You can see it is a very very VERY wide spread of options so far - and the list is a long way from being exhaustive. You need to be a fair bit more explicit about what you have (including OS) what goes slow, what's happening at the time, what dependencies you have with other servers.

Robin

Most *NIX systems (AIX, Linux, Solaris, BSD) have some kind of system and accounting records. You can run

sar

to see if it is properly deployed on your system. If you run it and get loads of output, you may be in luck. To use it, refer to the man pages. Typically you want to check options for memory and swap usage, CPU usage, and I/O activity.

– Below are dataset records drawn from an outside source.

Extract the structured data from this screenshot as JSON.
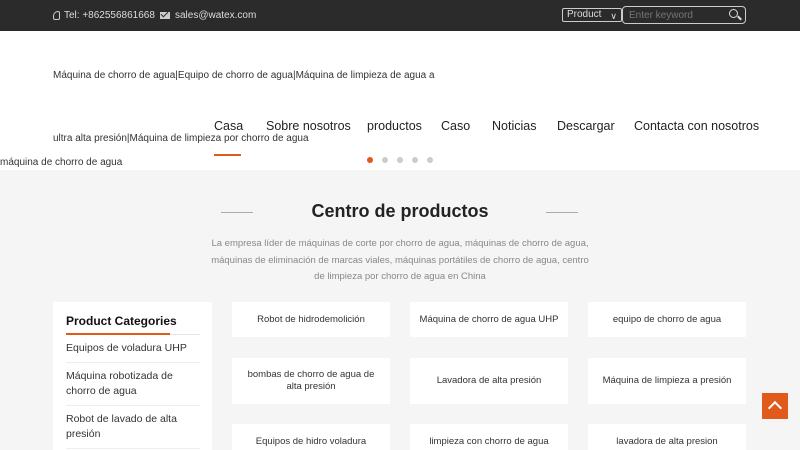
{
  "topbar": {
    "phone": "Tel: +862556861668",
    "email": "sales@watex.com",
    "search_select": "Product",
    "search_placeholder": "Enter keyword"
  },
  "logo_text": {
    "line1": "Máquina de chorro de agua|Equipo de chorro de agua|Máquina de limpieza de agua a",
    "line2": "ultra alta presión|Máquina de limpieza por chorro de agua",
    "line3": "máquina de chorro de agua"
  },
  "nav": [
    {
      "label": "Casa"
    },
    {
      "label": "Sobre nosotros"
    },
    {
      "label": "productos"
    },
    {
      "label": "Caso"
    },
    {
      "label": "Noticias"
    },
    {
      "label": "Descargar"
    },
    {
      "label": "Contacta con nosotros"
    }
  ],
  "slider": {
    "count": 5,
    "active": 0
  },
  "section": {
    "title": "Centro de productos",
    "description": "La empresa líder de máquinas de corte por chorro de agua, máquinas de chorro de agua, máquinas de eliminación de marcas viales, máquinas portátiles de chorro de agua, centro de limpieza por chorro de agua en China"
  },
  "categories": {
    "heading": "Product Categories",
    "items": [
      "Equipos de voladura UHP",
      "Máquina robotizada de chorro de agua",
      "Robot de lavado de alta presión"
    ]
  },
  "products": [
    "Robot de hidrodemolición",
    "Máquina de chorro de agua UHP",
    "equipo de chorro de agua",
    "bombas de chorro de agua de alta presión",
    "Lavadora de alta presión",
    "Máquina de limpieza a presión",
    "Equipos de hidro voladura",
    "limpieza con chorro de agua",
    "lavadora de alta presion"
  ],
  "colors": {
    "accent": "#e05a1c",
    "topbar": "#2b2b2b"
  },
  "icons": {
    "phone": "phone-icon",
    "email": "mail-icon",
    "search": "search-icon",
    "back_to_top": "arrow-up-icon"
  }
}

If it's not installed, consider deploying this first before installing some complex monitoring software; it's a very standard unix utility that has been around for ages, but the implementation and features vary from platform to platform. For Linux install the sysstat package.

On most systems, sar's data is collected through another program which is run as a cronjob. On a typical RedHat/CentOS Linux system, you will find /etc/cron.d/sysstat to contain:

* * * * * root /usr/lib64/sa/sa1 -S XALL 1 1

which I immediately change to

*/5 * * * * root /usr/lib64/sa/sa1 -L -S XALL 10 30

The original form collects data once per minute, which is often simply not enough granularity to get a feel for rapid changes to the system, the kind that cause instability and crashes. Also, if memory becomes extremely sparse, cron might not be able to spawn the job every minute.

My form, however, spawns a new job every 5 minutes. It writes 30 records, one every 10 seconds. The corresponding reports contain enough detail to know very precisely when the problem started. You will need an additional 1.5 GB of disk space on /var/log if you do this.

If you want graphs and pretty output, you may be able to export the data into graphing engines or spreadsheets. Linux's sar has such a program (sadf), and other related projects can slurp of the data and present graphs.